Secured-core PCs are a workaround for the growing number of firmware vulnerabilities which hackers can use to bypass the Windows Secure Boot and the lack of software visibility in today’s endpoint security solutions.

Secured-core PC

Microsoft and its OEM partners have introduced the following set of integrated requirements, to protect Secured-core PC users from it,

Safe loading of Windows: If Hypervisor Enforced Integrity is disabled, Secured-core PC only starts executables signed by established and authorised authorities. In addition, the hypervisor sets and enforces permissions to stop malware from trying to alter the memory and running

Firmware Protection:Device Guard Secure Boot uses the CPU to safely boot the system to avoid further firmware attacks.

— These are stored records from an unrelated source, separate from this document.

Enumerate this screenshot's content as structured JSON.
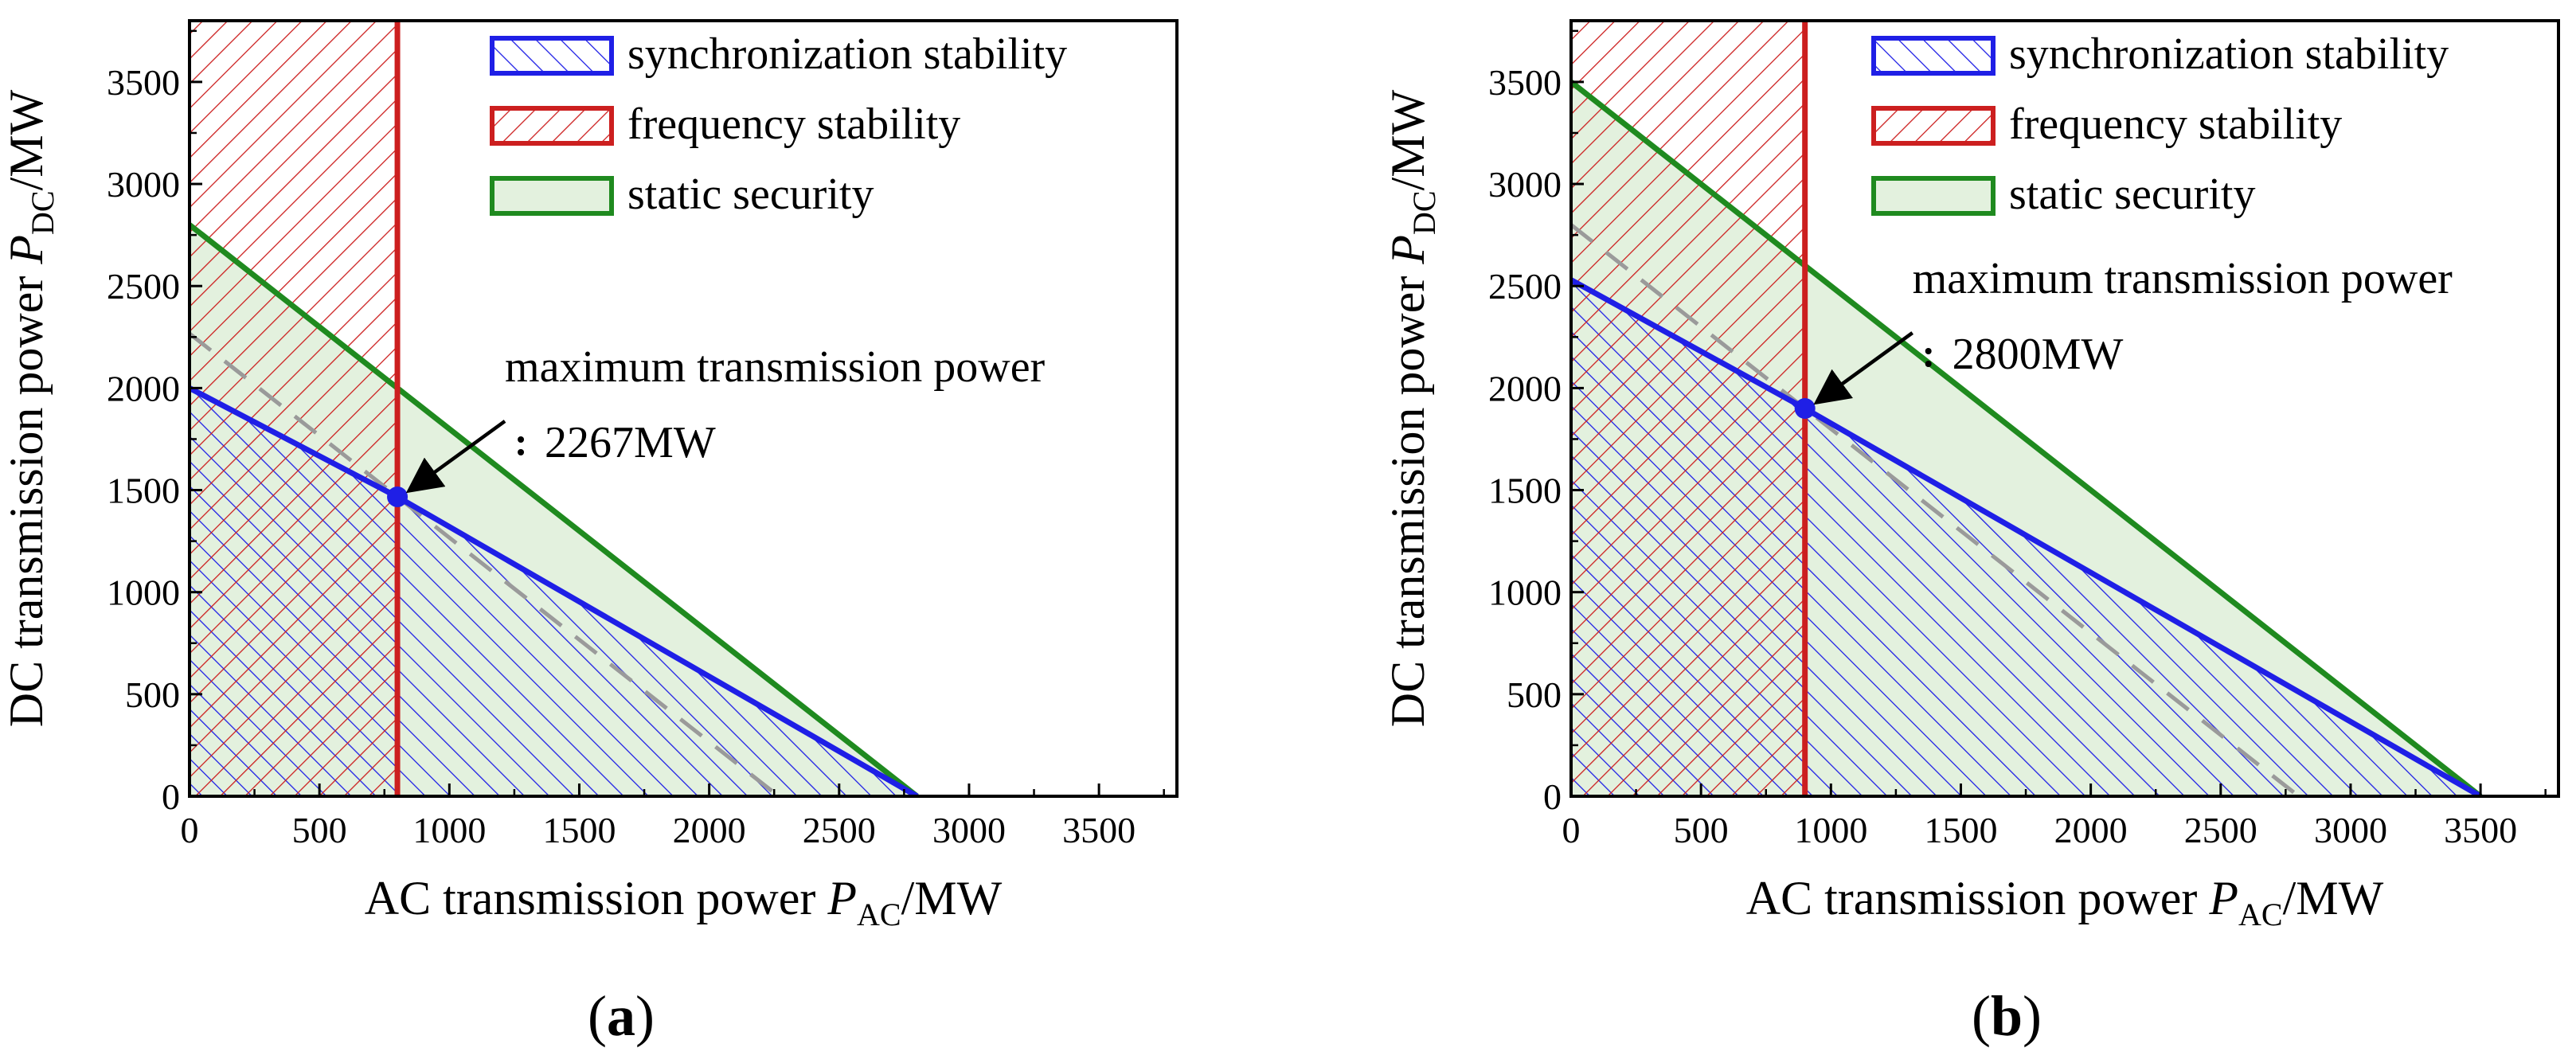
{
  "colors": {
    "sync": "#1f1fe6",
    "freq": "#cc1f1f",
    "static": "#1f8a1f",
    "static_fill": "#e3f1de",
    "dashed": "#9a9a9a",
    "axis": "#000000"
  },
  "chart_data": [
    {
      "type": "area",
      "panel_label": "a",
      "xlabel": "AC transmission power",
      "xlabel_symbol": "P",
      "xlabel_subscript": "AC",
      "xlabel_unit": "/MW",
      "ylabel": "DC transmission power",
      "ylabel_symbol": "P",
      "ylabel_subscript": "DC",
      "ylabel_unit": "/MW",
      "xlim": [
        0,
        3800
      ],
      "ylim": [
        0,
        3800
      ],
      "xticks": [
        0,
        500,
        1000,
        1500,
        2000,
        2500,
        3000,
        3500
      ],
      "yticks": [
        0,
        500,
        1000,
        1500,
        2000,
        2500,
        3000,
        3500
      ],
      "legend": [
        {
          "key": "sync",
          "label": "synchronization stability"
        },
        {
          "key": "freq",
          "label": "frequency stability"
        },
        {
          "key": "static",
          "label": "static security"
        }
      ],
      "sync_boundary": {
        "x": [
          0,
          800,
          2800
        ],
        "y": [
          2000,
          1467,
          0
        ]
      },
      "freq_limit_x": 800,
      "static_boundary": {
        "x": [
          0,
          2800
        ],
        "y": [
          2800,
          0
        ]
      },
      "dashed_line": {
        "x": [
          0,
          2267
        ],
        "y": [
          2267,
          0
        ]
      },
      "max_point": {
        "x": 800,
        "y": 1467
      },
      "annotation": {
        "line1": "maximum transmission power",
        "line2": "2267MW"
      }
    },
    {
      "type": "area",
      "panel_label": "b",
      "xlabel": "AC transmission power",
      "xlabel_symbol": "P",
      "xlabel_subscript": "AC",
      "xlabel_unit": "/MW",
      "ylabel": "DC transmission power",
      "ylabel_symbol": "P",
      "ylabel_subscript": "DC",
      "ylabel_unit": "/MW",
      "xlim": [
        0,
        3800
      ],
      "ylim": [
        0,
        3800
      ],
      "xticks": [
        0,
        500,
        1000,
        1500,
        2000,
        2500,
        3000,
        3500
      ],
      "yticks": [
        0,
        500,
        1000,
        1500,
        2000,
        2500,
        3000,
        3500
      ],
      "legend": [
        {
          "key": "sync",
          "label": "synchronization stability"
        },
        {
          "key": "freq",
          "label": "frequency stability"
        },
        {
          "key": "static",
          "label": "static security"
        }
      ],
      "sync_boundary": {
        "x": [
          0,
          900,
          3500
        ],
        "y": [
          2530,
          1900,
          0
        ]
      },
      "freq_limit_x": 900,
      "static_boundary": {
        "x": [
          0,
          3500
        ],
        "y": [
          3500,
          0
        ]
      },
      "dashed_line": {
        "x": [
          0,
          2800
        ],
        "y": [
          2800,
          0
        ]
      },
      "max_point": {
        "x": 900,
        "y": 1900
      },
      "annotation": {
        "line1": "maximum transmission power",
        "line2": "2800MW"
      }
    }
  ]
}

Protection of identity: Windows Hello gives you access to VBS to avoid identity attacks without code.

Safe, hardware-isolated operating environment: Using Trust Platform Module 2.0 and a modern DRTM CPU, you can boot your PC safe and eliminate firmware vulnerabilities.

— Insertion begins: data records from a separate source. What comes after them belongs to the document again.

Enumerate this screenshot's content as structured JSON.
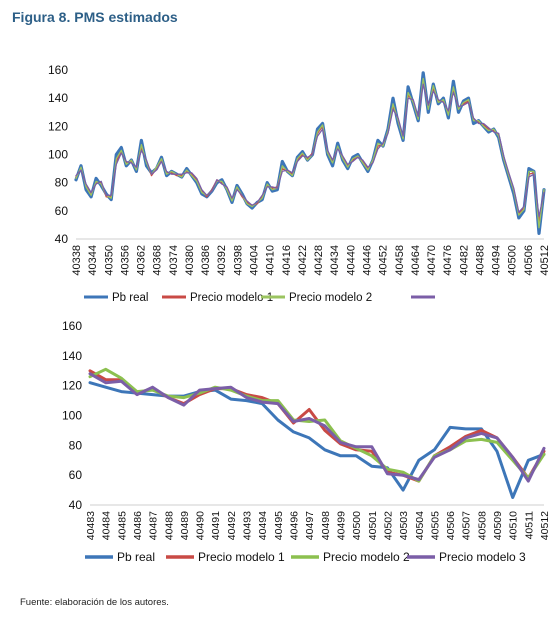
{
  "figure": {
    "title": "Figura 8. PMS estimados",
    "source": "Fuente: elaboración de los autores."
  },
  "chart_data": [
    {
      "type": "line",
      "ylim": [
        40,
        160
      ],
      "yticks": [
        40,
        60,
        80,
        100,
        120,
        140,
        160
      ],
      "grid": false,
      "legend_position": "bottom",
      "x_start": 40338,
      "x_end": 40512,
      "tick_step": 6,
      "x_ticks": [
        "40338",
        "40344",
        "40350",
        "40356",
        "40362",
        "40368",
        "40374",
        "40380",
        "40386",
        "40392",
        "40398",
        "40404",
        "40410",
        "40416",
        "40422",
        "40428",
        "40434",
        "40440",
        "40446",
        "40452",
        "40458",
        "40464",
        "40470",
        "40476",
        "40482",
        "40488",
        "40494",
        "40500",
        "40506",
        "40512"
      ],
      "legend_labels": [
        "Pb real",
        "Precio modelo 1",
        "Precio modelo 2",
        ""
      ],
      "colors": [
        "#3d76b8",
        "#c94a45",
        "#9bc460",
        "#7b5ea7"
      ],
      "series": [
        {
          "name": "Pb real",
          "values": [
            82,
            92,
            75,
            70,
            83,
            78,
            72,
            68,
            100,
            105,
            92,
            96,
            88,
            110,
            92,
            87,
            90,
            98,
            85,
            88,
            86,
            84,
            90,
            85,
            80,
            72,
            70,
            74,
            80,
            82,
            75,
            66,
            78,
            72,
            65,
            62,
            66,
            68,
            80,
            74,
            75,
            95,
            88,
            85,
            98,
            102,
            96,
            100,
            118,
            122,
            100,
            92,
            108,
            96,
            90,
            98,
            100,
            94,
            88,
            96,
            110,
            106,
            118,
            140,
            122,
            110,
            148,
            136,
            124,
            158,
            130,
            150,
            136,
            140,
            126,
            152,
            130,
            138,
            140,
            122,
            124,
            120,
            116,
            118,
            112,
            96,
            84,
            72,
            55,
            60,
            90,
            88,
            44,
            75
          ]
        },
        {
          "name": "Precio modelo 1",
          "values": [
            84,
            90,
            78,
            72,
            80,
            80,
            70,
            70,
            95,
            102,
            94,
            95,
            90,
            105,
            95,
            85,
            90,
            96,
            87,
            87,
            85,
            85,
            88,
            86,
            82,
            74,
            70,
            75,
            82,
            80,
            76,
            68,
            76,
            70,
            66,
            64,
            65,
            70,
            78,
            76,
            77,
            90,
            88,
            86,
            96,
            100,
            97,
            101,
            115,
            120,
            102,
            95,
            105,
            98,
            92,
            96,
            99,
            95,
            90,
            95,
            106,
            107,
            116,
            134,
            125,
            112,
            142,
            138,
            126,
            152,
            134,
            147,
            138,
            138,
            130,
            146,
            133,
            136,
            138,
            125,
            123,
            121,
            118,
            117,
            114,
            98,
            86,
            75,
            58,
            62,
            86,
            87,
            52,
            74
          ]
        },
        {
          "name": "Precio modelo 2",
          "values": [
            83,
            91,
            77,
            71,
            81,
            79,
            71,
            69,
            97,
            103,
            93,
            96,
            89,
            107,
            94,
            86,
            91,
            97,
            86,
            88,
            86,
            84,
            89,
            85,
            81,
            73,
            71,
            74,
            81,
            81,
            75,
            67,
            77,
            71,
            65,
            63,
            66,
            69,
            79,
            75,
            76,
            92,
            88,
            85,
            97,
            101,
            96,
            100,
            116,
            121,
            101,
            94,
            106,
            97,
            91,
            97,
            99,
            94,
            89,
            96,
            108,
            106,
            117,
            136,
            124,
            111,
            144,
            137,
            125,
            154,
            132,
            149,
            137,
            139,
            128,
            148,
            132,
            137,
            139,
            124,
            124,
            120,
            117,
            118,
            113,
            97,
            85,
            74,
            57,
            61,
            88,
            88,
            48,
            75
          ]
        },
        {
          "name": "",
          "values": [
            85,
            89,
            79,
            73,
            79,
            81,
            71,
            71,
            93,
            101,
            95,
            94,
            91,
            103,
            96,
            86,
            89,
            95,
            88,
            86,
            86,
            86,
            87,
            87,
            83,
            75,
            71,
            74,
            82,
            79,
            77,
            69,
            75,
            71,
            67,
            64,
            66,
            71,
            77,
            77,
            76,
            88,
            89,
            87,
            95,
            99,
            98,
            100,
            113,
            118,
            103,
            96,
            104,
            99,
            93,
            95,
            98,
            96,
            91,
            94,
            104,
            108,
            115,
            132,
            126,
            113,
            140,
            139,
            127,
            150,
            135,
            145,
            139,
            137,
            131,
            144,
            134,
            135,
            137,
            126,
            122,
            122,
            119,
            116,
            115,
            99,
            87,
            76,
            59,
            63,
            84,
            86,
            56,
            73
          ]
        }
      ]
    },
    {
      "type": "line",
      "ylim": [
        40,
        160
      ],
      "yticks": [
        40,
        60,
        80,
        100,
        120,
        140,
        160
      ],
      "grid": false,
      "legend_position": "bottom",
      "categories": [
        "40483",
        "40484",
        "40485",
        "40486",
        "40487",
        "40488",
        "40489",
        "40490",
        "40491",
        "40492",
        "40493",
        "40494",
        "40495",
        "40496",
        "40497",
        "40498",
        "40499",
        "40500",
        "40501",
        "40502",
        "40503",
        "40504",
        "40505",
        "40506",
        "40507",
        "40508",
        "40509",
        "40510",
        "40511",
        "40512"
      ],
      "colors": [
        "#3d76b8",
        "#c94a45",
        "#8cc04f",
        "#7b5ea7"
      ],
      "series": [
        {
          "name": "Pb real",
          "values": [
            122,
            119,
            116,
            115,
            114,
            113,
            113,
            116,
            117,
            111,
            110,
            108,
            97,
            89,
            85,
            77,
            73,
            73,
            66,
            65,
            50,
            70,
            77,
            92,
            91,
            91,
            76,
            45,
            70,
            74
          ]
        },
        {
          "name": "Precio modelo 1",
          "values": [
            130,
            124,
            124,
            115,
            118,
            112,
            108,
            114,
            118,
            118,
            114,
            112,
            108,
            95,
            104,
            90,
            81,
            77,
            76,
            62,
            60,
            56,
            73,
            79,
            86,
            90,
            85,
            72,
            58,
            76
          ]
        },
        {
          "name": "Precio modelo 2",
          "values": [
            126,
            131,
            125,
            116,
            117,
            113,
            112,
            115,
            119,
            117,
            113,
            110,
            110,
            97,
            96,
            97,
            83,
            78,
            73,
            64,
            62,
            56,
            73,
            77,
            83,
            84,
            82,
            70,
            58,
            74
          ]
        },
        {
          "name": "Precio modelo 3",
          "values": [
            128,
            122,
            123,
            114,
            119,
            112,
            107,
            117,
            118,
            119,
            112,
            109,
            108,
            96,
            98,
            93,
            82,
            79,
            79,
            61,
            60,
            57,
            72,
            77,
            85,
            88,
            85,
            72,
            56,
            78
          ]
        }
      ]
    }
  ]
}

Such protections allow Secured-Core PCs to securely boot, protect themselves from firmware vulnerabilities, prevent attacks by the operating system, prevent unauthorized access, and secure the identity and domain credentials of their users.

A key requirement is Windows Defender System Protection

Windows Defender now introduces System Guard Secure Boot as the primary Secured-core PC system specification to secure the boot phase from firmware attacks by using the latest AMD, Intel, and Qualcomm hardware capabilities,” says Microsoft.

“Dynamic Root of Trust for Measurement (DRTM) functions built into the most advanced silicone from AMD, Intel and ARM allow the system to leverage firmware to begin hardware and then, soon after, re-initialize the system into a confident state by using the OS loader and processor functionality to transmit the system to a well-known and verifiable code route.”

Secured-core PCs

All Secured-core PCs will have the requisite operating system and hardware support for Windows Defender System Guard capabilities according to Microsoft’s announcement.

Customers are able to find more data on products obtained by PC-tested on this dedicated web page, or on the OEMs participating in this new initiative Dell, Dynabook, HP, Lenovo and Panasonic.